P&G Lags Q2 Earnings & Sales on Currency Woes, Cuts View

Zacks

The Procter & Gamble Company (PG) missed the Zacks Consensus Estimate for both earnings and sales in second-quarter fiscal 2015 — for the second quarter in a row. Moreover, the consumer goods giant lowered full-year expectations to reflect the “unprecedented currency devaluations”. Shares declined almost 3% in pre-market trading.

P&G’s second-quarter adjusted earnings of $1.06 per share lagged the Zacks Consensus Estimate of $1.14 per share by 7%.

Earnings declined almost 8% year over year including currency headwind of 16 cents per share. Excluding currency headwinds, earnings increased 6% on the back of pricing and mix gains, and productivity savings.

Revenue Discussion

P&G’s net sales declined 4% at $20.16 billion. The top line narrowly missed the Zacks Consensus Estimate of $20.70 billion.

As expected, currency headwinds hurt sales significantly, thereby lowering P&G’s international sales. With around 60% of the company’s business generated outside North America, a strong dollar lowered the value of virtually every currency in the world, mainly Russian Ruble.

Organically (excluding the impact of acquisitions, divestitures and foreign exchange), revenues were up 2% driven by pricing and mix gains which made up for the softer volumes.

Organic volumes were flat, same as the previous quarter. Pricing and product mix contributed 1% each to sales, while foreign exchange hurt revenues by 5%.

While the Grooming segment picked up slightly from the last quarter, Beauty and Healthcare businesses slowed down.

Margins Decline

Core gross margin declined 20 basis points (bps) to 50.4% as manufacturing savings were offset by currency headwinds, higher commodity costs, investments in innovation and capacity building and unfavorable geographic/product mix.

Core selling, general and administrative expenses (SG&A) increased 30 bps (as a percentage of sales) to 30.1% as productivity savings and marketing efficiencies were offset by currency headwinds and higher overhead spending. Core operating margin declined 60 bps to 20.2% due to lower gross margins and high SG&A ratio.

Fiscal 2015 Guidance Lowered

The Cincinnati-based company reiterated the currency neutral organic sales and core earnings per share guidance. However, higher-than-expected negative impact from currency compelled management to lower its net sales and earnings guidance.

Net revenue growth is expected to decline in the range of 3–4% lower than prior expectation of its being flat to up in a low single-digit range.
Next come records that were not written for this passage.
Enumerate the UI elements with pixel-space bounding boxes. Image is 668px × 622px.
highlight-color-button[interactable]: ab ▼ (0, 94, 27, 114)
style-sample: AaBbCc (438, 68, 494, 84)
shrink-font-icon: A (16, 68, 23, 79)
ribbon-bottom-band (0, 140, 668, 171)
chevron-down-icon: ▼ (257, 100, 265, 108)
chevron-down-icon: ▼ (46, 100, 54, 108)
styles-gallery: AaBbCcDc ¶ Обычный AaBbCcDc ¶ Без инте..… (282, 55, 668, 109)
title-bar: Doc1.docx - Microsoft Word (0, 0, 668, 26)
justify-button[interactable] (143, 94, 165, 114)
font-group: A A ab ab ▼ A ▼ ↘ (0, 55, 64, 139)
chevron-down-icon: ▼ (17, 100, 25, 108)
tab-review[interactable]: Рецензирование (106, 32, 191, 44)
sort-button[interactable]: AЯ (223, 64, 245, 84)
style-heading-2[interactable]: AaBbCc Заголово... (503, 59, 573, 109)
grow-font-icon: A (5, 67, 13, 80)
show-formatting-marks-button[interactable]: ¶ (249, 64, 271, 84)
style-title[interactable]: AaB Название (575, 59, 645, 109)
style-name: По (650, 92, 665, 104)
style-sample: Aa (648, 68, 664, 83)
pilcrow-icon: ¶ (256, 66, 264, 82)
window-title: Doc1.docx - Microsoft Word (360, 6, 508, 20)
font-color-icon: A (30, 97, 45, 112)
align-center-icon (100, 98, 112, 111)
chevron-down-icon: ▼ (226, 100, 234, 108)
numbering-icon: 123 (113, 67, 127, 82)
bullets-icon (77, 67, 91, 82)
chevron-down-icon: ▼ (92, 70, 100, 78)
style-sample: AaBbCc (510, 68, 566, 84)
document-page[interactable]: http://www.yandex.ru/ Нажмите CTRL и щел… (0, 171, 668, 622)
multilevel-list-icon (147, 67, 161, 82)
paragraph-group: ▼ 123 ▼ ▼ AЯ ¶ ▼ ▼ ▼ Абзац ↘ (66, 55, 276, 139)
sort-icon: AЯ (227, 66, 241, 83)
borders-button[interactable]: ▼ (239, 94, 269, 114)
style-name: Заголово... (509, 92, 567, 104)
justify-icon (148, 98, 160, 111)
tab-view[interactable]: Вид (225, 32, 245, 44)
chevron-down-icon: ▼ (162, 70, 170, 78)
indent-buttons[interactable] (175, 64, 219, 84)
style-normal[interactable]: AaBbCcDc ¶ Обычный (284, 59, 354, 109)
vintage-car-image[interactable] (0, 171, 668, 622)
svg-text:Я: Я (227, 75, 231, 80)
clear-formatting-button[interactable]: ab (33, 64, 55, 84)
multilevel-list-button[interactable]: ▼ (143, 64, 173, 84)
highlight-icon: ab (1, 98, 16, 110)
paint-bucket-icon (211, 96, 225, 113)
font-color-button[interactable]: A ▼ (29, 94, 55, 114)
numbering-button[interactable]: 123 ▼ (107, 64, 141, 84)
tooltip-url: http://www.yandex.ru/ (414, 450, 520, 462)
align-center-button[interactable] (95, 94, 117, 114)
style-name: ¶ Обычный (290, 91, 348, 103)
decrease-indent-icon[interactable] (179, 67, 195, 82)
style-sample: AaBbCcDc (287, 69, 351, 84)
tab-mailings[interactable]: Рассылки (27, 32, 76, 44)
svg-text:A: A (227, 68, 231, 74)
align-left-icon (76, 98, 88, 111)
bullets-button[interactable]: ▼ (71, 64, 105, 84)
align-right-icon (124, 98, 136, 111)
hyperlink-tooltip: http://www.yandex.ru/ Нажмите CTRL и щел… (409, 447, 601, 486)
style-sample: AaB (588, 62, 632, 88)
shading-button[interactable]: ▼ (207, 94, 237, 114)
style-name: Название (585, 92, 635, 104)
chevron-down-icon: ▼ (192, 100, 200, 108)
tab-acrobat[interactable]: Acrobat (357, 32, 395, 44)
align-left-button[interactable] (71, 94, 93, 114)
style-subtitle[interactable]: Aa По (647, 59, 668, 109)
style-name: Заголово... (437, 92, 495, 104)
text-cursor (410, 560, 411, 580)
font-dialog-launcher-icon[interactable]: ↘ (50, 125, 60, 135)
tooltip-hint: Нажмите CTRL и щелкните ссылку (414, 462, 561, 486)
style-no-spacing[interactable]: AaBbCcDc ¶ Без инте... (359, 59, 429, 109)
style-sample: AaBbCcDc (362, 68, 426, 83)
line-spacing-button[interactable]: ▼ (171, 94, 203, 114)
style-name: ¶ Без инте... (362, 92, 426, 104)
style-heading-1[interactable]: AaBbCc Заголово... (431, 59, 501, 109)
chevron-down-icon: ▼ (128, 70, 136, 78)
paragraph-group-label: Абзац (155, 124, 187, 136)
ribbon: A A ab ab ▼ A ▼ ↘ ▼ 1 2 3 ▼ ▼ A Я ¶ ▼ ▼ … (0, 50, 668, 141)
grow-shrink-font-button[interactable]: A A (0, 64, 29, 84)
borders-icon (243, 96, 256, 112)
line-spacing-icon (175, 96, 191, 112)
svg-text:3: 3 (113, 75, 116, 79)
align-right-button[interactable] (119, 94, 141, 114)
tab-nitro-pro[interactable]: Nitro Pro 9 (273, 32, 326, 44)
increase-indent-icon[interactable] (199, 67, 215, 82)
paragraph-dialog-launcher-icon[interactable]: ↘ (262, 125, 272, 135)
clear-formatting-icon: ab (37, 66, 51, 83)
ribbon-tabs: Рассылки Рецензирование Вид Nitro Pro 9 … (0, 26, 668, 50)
Currency is expected to hurt revenues by 5%, much higher than 2% expected previously. Organic sales are still expected to grow in the low-to-mid single-digit range.

The company expects core earnings per share to be flat or decline in a low single digit range, versus prior expectation of growing in the mid single-digits. Management predicts currency impacts to hurt core earnings per share by 12%, almost double the prior range of 5–6%. We would like to remind investors that this is the second time this year that P&G has lowered its earnings expectations due to currency headwinds.

Excluding currency headwinds, management expects double-digit core earnings per share growth.

Stocks to Consider

P&G carries a Zacks Rank #4 (Sell). Slowing global market growth, strong currency headwinds, market level challenges in the Ukraine, Russia and the Middle East, Venezuela, Argentina and Hong Kong and rising commodity costs have made the operating environment challenging for P&G, hampering its growth.

P&G is in the process of divesting around 100 underperforming brands to concentrate better on fewer core strategic brands. In this regard, the company sold off its American and Asian pet care business to Mars, Inc. and European pet care business to Spectrum Brands Holdings, Inc. (SPB) last year.

Moreover, the company has signed a deal to divest its Duracell batteries business to Berkshire Hathaway, Inc. (BRK.B) in exchange for Berkshire’s equity stake in P&G. The divesture is expected to close in the second half of calendar 2015.

However, these structural changes and other initiatives to boost organic growth are yet to translate into top-line improvement.

A better ranked consumer goods company is The Clorox Company (CLX) which carries a Zacks Rank #2 (Buy).